Topics of Software Engineering Course Blog

Tuesday, September 22, 2009

Guardian: A fault-tolerant operating system environment

This weeks chapter from Beautiful Architecture for cs527 was on the Guardian operating system and the T/16 machine. Both the operating system and the machine was engineered for reliability trading most other quality attributes for this. The core idea was that everything should be duplicated in case one goes down. The T/16 machines had at least two processors, two busses, (often) two disks, etc.

Each process would be duplicated on two processors. On one processor it would be active and on the other it would be passive waiting for the first one to die or give up control. In the reliability world there are basically three ways to recover in the face of failure namely job replication, checkpointing or to attempt to repair the state of the execution. The last one is the least general (but the most used) and must be custom-fit to each problem for example by using exceptions. For the Guardian operating system they chose to do application-controlled checkpointing to allow for recovery. As such each program would be responsible for checkpointing its state at various intervals and if a processor goes down the other one would start from the last checkpoint. The biggest risk with this approach is if an application fails to checkpoint after an externally visible operation (giving the ATM customer money...). If this were to happen the operation would be performed again by the other processor. And what if a processor fails between a request for an IO operation and the point where data is checkpointed?

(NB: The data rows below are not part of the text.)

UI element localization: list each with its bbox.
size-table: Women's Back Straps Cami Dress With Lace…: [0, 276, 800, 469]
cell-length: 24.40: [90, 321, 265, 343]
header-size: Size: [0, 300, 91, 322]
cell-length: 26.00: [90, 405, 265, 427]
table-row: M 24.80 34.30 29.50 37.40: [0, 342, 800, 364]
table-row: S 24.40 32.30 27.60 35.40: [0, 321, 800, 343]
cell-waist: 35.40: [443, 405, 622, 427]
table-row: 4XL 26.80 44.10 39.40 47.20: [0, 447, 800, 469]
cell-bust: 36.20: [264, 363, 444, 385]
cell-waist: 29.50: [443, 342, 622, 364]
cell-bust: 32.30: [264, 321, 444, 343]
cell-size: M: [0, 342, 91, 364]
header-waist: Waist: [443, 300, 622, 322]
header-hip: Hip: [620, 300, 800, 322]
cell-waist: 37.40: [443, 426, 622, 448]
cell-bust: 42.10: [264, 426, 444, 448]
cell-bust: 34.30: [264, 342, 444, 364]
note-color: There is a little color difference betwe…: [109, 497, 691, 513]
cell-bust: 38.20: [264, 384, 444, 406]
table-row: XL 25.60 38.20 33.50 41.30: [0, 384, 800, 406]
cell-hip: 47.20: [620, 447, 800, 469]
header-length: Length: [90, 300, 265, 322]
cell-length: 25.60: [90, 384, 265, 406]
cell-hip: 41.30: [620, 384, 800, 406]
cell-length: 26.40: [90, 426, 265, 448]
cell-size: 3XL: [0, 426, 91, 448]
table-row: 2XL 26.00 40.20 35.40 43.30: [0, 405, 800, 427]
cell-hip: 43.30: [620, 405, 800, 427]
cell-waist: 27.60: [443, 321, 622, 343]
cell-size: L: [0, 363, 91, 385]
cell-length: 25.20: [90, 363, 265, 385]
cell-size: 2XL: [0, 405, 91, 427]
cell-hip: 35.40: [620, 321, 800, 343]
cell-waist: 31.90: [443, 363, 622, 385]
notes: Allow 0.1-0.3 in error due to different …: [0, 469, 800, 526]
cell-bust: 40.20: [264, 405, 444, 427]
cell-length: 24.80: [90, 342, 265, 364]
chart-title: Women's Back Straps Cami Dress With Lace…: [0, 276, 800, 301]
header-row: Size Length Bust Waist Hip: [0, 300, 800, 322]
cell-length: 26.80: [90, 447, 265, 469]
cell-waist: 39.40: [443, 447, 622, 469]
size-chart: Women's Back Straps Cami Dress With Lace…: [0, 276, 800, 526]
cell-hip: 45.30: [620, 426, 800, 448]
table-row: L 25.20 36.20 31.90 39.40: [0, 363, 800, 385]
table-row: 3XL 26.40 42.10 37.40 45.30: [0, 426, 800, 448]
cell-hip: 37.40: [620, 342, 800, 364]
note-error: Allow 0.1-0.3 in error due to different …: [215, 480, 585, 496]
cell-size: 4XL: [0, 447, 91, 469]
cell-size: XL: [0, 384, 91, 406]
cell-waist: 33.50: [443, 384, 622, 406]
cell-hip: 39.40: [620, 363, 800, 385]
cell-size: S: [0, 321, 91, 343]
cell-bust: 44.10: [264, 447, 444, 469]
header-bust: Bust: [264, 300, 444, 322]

When reading the chapter I was thinking that the architecture presented was a long string of peculiarities and ad-hoc addons that had been necessary over the decades and not a beautiful system with high conceptual integrity. However, when writing this post it occurs to me that its beauty lies in the way every aspect of it and every decision made enforces its reliability. It is obvious that the architects really had duplicity in their blood as the author points out.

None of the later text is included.